Sunday, April 27, 2008

Mystical

"The Oxford Dictionary describes the mystical as 'having a certain spiritual character or import by virtue of a connection or union with God transcending human comprehension'. All right. I would say ... that a mystic is a good person whose knowledge of the divine and practice of the selfless life has transcended the level of idols and images. ... This may or may not accompany belief in a personal deity. ... But, someone may say, what can we do now that there is no God? This does not affect what is mystical. The loss of prayer, through the loss of belief in God, is a great loss. However, a general answer is a practice of meditation: a withdrawal, through some disciplined quietness, into the great chamber of the soul. Just sitting quiet will help. Teach it to children. ...
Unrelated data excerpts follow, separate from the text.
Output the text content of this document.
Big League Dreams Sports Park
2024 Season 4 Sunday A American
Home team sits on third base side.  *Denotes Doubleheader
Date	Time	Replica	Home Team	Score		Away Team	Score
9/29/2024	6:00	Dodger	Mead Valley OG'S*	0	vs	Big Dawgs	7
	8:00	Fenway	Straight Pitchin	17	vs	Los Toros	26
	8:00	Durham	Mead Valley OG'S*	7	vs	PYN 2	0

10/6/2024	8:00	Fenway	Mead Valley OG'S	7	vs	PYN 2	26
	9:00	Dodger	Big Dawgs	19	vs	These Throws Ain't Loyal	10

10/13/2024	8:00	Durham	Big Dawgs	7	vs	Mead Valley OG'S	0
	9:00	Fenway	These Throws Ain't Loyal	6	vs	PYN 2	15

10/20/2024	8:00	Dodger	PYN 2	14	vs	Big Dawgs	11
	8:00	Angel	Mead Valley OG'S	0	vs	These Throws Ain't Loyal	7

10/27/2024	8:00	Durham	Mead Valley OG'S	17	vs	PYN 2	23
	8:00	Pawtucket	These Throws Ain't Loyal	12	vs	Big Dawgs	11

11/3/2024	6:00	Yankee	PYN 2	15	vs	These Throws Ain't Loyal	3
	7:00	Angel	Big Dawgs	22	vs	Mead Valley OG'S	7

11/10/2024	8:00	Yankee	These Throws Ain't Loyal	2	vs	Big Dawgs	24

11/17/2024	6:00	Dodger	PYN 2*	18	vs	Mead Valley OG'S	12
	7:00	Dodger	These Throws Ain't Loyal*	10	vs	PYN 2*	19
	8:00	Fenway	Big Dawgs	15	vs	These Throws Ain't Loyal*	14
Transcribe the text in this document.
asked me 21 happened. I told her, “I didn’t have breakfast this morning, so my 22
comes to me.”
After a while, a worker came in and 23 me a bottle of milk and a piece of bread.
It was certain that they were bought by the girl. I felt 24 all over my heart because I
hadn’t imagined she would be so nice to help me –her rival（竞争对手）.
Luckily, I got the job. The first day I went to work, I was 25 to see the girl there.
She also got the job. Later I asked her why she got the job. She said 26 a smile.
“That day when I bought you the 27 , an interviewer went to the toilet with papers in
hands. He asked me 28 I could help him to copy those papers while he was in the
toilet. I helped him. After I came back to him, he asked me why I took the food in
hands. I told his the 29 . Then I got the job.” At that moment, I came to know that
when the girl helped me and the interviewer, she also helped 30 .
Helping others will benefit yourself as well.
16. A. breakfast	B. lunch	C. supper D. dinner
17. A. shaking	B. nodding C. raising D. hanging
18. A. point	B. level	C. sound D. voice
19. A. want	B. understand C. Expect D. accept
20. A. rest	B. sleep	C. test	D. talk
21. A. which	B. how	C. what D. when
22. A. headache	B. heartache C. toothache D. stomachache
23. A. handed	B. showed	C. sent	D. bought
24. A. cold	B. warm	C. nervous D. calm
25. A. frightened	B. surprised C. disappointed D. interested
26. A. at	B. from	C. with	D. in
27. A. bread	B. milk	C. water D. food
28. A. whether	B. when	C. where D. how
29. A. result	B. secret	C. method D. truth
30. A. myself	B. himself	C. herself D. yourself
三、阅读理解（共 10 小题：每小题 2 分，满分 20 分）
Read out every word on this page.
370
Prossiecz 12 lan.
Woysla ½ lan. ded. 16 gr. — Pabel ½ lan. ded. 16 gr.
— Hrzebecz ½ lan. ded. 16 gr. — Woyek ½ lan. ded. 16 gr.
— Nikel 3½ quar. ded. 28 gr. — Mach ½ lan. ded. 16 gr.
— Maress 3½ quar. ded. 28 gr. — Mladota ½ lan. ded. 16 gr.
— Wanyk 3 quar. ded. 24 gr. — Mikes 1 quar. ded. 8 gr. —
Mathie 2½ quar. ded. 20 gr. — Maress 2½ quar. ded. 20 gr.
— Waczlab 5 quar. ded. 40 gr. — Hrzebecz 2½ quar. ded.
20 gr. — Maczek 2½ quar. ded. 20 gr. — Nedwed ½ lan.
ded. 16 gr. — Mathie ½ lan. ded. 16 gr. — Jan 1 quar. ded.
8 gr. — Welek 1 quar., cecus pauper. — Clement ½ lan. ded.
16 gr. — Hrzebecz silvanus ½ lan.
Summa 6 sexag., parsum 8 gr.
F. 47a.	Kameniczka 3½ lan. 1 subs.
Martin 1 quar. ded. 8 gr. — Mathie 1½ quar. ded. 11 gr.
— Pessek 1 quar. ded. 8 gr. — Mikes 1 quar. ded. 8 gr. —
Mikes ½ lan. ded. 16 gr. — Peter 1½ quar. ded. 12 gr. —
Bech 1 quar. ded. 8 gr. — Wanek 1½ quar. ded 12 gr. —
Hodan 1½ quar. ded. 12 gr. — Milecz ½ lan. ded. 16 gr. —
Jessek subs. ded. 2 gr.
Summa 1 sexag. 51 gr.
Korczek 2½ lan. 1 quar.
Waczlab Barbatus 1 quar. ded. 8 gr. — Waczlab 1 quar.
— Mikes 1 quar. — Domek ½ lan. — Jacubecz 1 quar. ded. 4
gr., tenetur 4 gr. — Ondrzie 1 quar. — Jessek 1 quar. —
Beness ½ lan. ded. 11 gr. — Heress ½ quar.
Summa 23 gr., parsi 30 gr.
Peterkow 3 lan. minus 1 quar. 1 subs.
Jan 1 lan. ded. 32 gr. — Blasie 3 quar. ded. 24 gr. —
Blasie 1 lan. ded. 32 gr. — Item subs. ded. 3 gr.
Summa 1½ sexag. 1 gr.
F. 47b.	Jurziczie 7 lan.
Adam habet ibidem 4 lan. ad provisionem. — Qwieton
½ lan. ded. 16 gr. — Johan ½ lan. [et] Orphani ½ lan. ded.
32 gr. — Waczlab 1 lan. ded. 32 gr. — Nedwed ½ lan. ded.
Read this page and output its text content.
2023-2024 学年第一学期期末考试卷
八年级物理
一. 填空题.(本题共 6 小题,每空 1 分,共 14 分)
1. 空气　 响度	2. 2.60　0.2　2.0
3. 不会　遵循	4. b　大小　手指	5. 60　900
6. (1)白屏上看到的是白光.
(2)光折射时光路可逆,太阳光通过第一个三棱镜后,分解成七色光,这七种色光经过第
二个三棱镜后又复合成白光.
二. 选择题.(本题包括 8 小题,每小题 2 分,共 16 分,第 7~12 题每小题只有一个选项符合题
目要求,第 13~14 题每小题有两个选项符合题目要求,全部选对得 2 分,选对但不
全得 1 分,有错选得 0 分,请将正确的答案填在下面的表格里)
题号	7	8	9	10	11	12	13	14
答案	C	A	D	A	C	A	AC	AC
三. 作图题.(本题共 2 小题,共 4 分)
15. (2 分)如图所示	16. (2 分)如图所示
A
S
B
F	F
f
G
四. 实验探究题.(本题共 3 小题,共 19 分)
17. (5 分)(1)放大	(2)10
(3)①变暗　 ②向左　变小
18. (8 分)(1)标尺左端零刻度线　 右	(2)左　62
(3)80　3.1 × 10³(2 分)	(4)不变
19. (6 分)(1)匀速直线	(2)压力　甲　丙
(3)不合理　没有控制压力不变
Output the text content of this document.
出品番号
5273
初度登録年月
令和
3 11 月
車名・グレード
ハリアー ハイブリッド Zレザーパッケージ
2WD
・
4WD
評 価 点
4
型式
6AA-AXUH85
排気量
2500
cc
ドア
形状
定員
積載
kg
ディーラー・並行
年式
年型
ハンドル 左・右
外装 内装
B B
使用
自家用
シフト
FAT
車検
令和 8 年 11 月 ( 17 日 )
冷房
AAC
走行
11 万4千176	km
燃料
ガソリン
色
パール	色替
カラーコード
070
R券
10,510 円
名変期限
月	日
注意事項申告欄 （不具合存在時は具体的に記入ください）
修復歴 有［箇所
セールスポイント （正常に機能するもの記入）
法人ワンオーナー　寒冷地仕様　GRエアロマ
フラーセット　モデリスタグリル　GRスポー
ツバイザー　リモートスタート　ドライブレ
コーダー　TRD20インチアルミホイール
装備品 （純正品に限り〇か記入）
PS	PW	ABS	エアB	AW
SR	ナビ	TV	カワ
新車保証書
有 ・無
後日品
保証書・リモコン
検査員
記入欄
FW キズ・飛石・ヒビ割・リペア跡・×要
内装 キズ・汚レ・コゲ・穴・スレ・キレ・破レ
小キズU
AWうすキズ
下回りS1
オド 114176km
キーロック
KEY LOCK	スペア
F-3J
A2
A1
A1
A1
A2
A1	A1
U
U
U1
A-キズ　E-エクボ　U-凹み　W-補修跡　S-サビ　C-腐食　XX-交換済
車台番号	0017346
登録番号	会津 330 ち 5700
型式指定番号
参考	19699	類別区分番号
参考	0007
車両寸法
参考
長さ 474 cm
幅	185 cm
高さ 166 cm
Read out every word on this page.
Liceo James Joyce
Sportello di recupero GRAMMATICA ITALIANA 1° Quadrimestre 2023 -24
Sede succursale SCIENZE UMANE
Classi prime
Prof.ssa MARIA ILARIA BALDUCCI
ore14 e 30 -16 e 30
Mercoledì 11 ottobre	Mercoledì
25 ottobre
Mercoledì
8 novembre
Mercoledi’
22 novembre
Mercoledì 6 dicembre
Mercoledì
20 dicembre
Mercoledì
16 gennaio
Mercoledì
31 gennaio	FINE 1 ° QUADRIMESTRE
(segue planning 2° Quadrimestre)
"Schopenhauer ... expresses a new (modern) definition of metaphysics or metaphysical craving (one which would also be acceptable to Plato) when he speaks of our finite nature together with our passionate desire to understand 'the world' which we attempt to intuit 'as a whole'. Metaphysics may thus be connected with a mystical state. ... Wittgenstein uses the idea of the work of art, the ability to see the world sub specie aeterni as a limited whole, to explain what ... harmony is like. ... The ability ... to see (or feel) depends on keeping close to the reality of the world, accepting the facts and following the stream of life. This is described as 'mystical'. With the 'limits' of our 'finite nature' we are able to feel or intuit the world as a whole, though not as a totally comprehended whole. We are at peace with the world, as we are with a work of art."